Neck Spaces and Fasciae Indian Medical PG Question 10: What clinical appearance is associated with bilateral TMJ ankylosis?
- A. Bird face appearance
- B. Vogel gesicht appearance
- C. Andy gump appearance
- D. All of the above (Correct Answer)
Neck Spaces and Fasciae Explanation: **Explanation:**
Bilateral Temporomandibular Joint (TMJ) ankylosis, especially when it occurs during the developmental years, leads to a characteristic facial deformity due to the failure of mandibular growth.
**1. Why "All of the above" is correct:**
The terms **Bird face appearance**, **Vogel gesicht appearance**, and **Andy Gump appearance** are all synonymous in clinical ENT and Maxillofacial surgery to describe the same morphological profile.
* **Bird face / Vogel gesicht:** "Vogel gesicht" is simply the German translation for "Bird face." It describes the profile where the mandible is severely retruded (micrognathia/retrognathia), making the nose appear prominent and the face resemble a bird.
* **Andy Gump appearance:** Named after a famous 1920s comic strip character, this term refers to the severe receding chin (retrognathia) seen in these patients.
**2. Pathophysiology:**
The mandibular condyle is the primary growth center of the mandible. Bilateral ankylosis results in the cessation of forward and downward growth of the lower jaw. This leads to:
* Micrognathia (small jaw) and Retrognathia (receded jaw).

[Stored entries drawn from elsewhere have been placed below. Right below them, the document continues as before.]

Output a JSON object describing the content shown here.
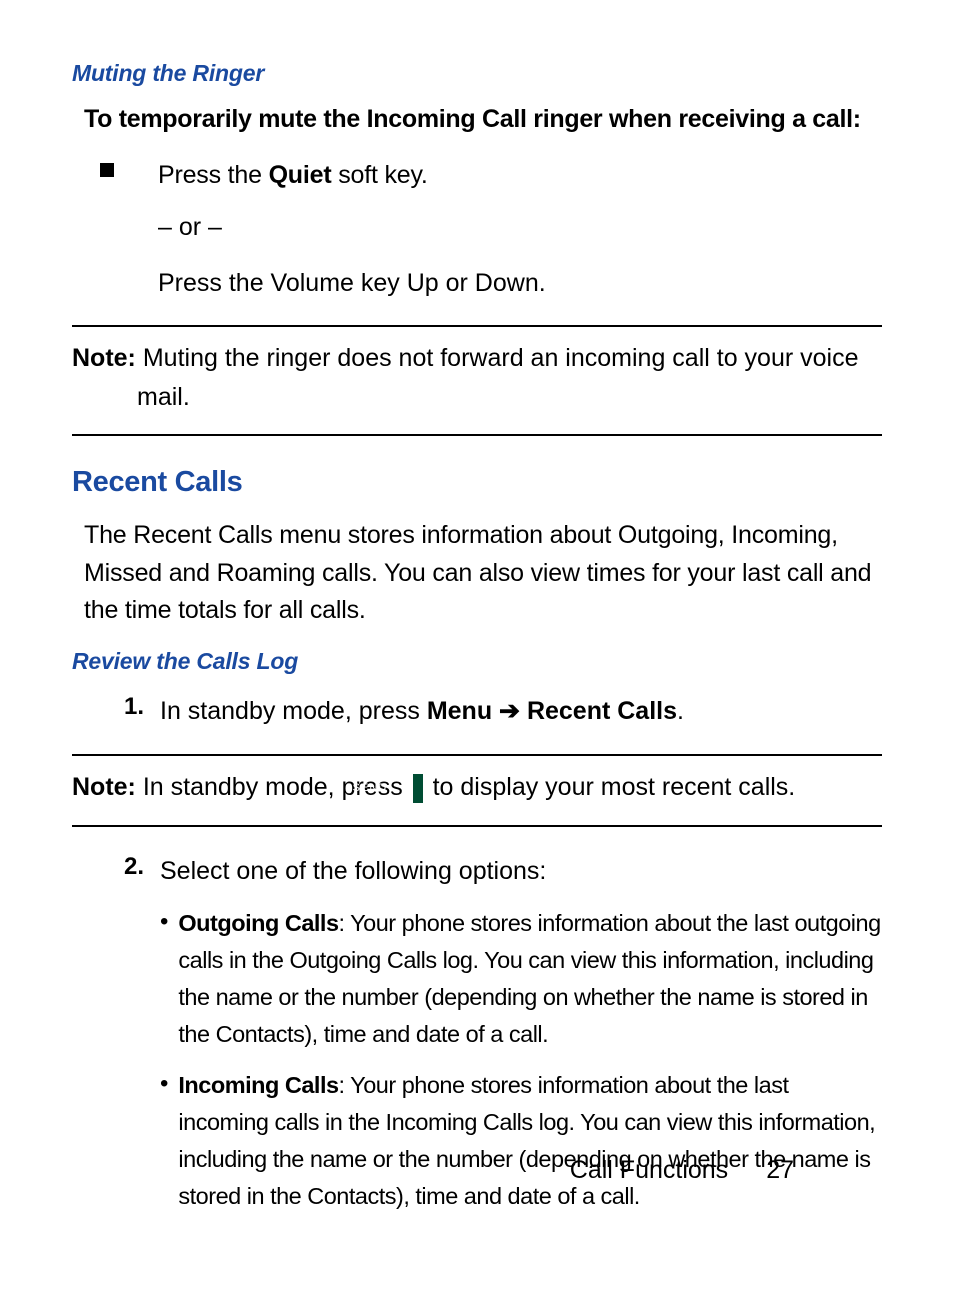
{
  "section1": {
    "subhead": "Muting the Ringer",
    "lead": "To temporarily mute the Incoming Call ringer when receiving a call:",
    "bullet": {
      "line1_pre": "Press the ",
      "line1_bold": "Quiet",
      "line1_post": " soft key.",
      "line2": "– or –",
      "line3": "Press the Volume key Up or Down."
    },
    "note_label": "Note:",
    "note_text": " Muting the ringer does not forward an incoming call to your voice mail."
  },
  "section2": {
    "head": "Recent Calls",
    "para": "The Recent Calls menu stores information about Outgoing, Incoming, Missed and Roaming calls. You can also view times for your last call and the time totals for all calls.",
    "subhead": "Review the Calls Log",
    "step1": {
      "num": "1.",
      "pre": "In standby mode, press ",
      "bold1": "Menu",
      "arrow": " ➔ ",
      "bold2": "Recent Calls",
      "post": "."
    },
    "note_label": "Note:",
    "note_pre": " In standby mode, press ",
    "send_label": "SEND",
    "note_post": " to display your most recent calls.",
    "step2": {
      "num": "2.",
      "text": "Select one of the following options:"
    },
    "opts": {
      "out_label": "Outgoing Calls",
      "out_text": ": Your phone stores information about the last outgoing calls in the Outgoing Calls log. You can view this information, including the name or the number (depending on whether the name is stored in the Contacts), time and date of a call.",
      "in_label": "Incoming Calls",
      "in_text": ": Your phone stores information about the last incoming calls in the Incoming Calls log. You can view this information, including the name or the number (depending on whether the name is stored in the Contacts), time and date of a call."
    }
  },
  "footer": {
    "chapter": "Call Functions",
    "page": "27"
  }
}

* Secondary features like "Antegonial notching" and a double chin appearance.
**3. High-Yield Clinical Pearls for NEET-PG:**
* **Unilateral Ankylosis:** Results in facial asymmetry with the chin deviating **towards** the affected side.
* **Bilateral Ankylosis:** Results in symmetrical recession (Bird face) without deviation.
* **Most common cause:** Trauma (especially birth trauma or falls on the chin) followed by infections (Otitis media).
* **Treatment:** Gap arthroplasty or Interpositional arthroplasty. Early surgery is crucial to prevent permanent growth restriction.
* **Airway Concern:** These patients are difficult to intubate (Difficult Airway) due to limited mouth opening and retrognathia.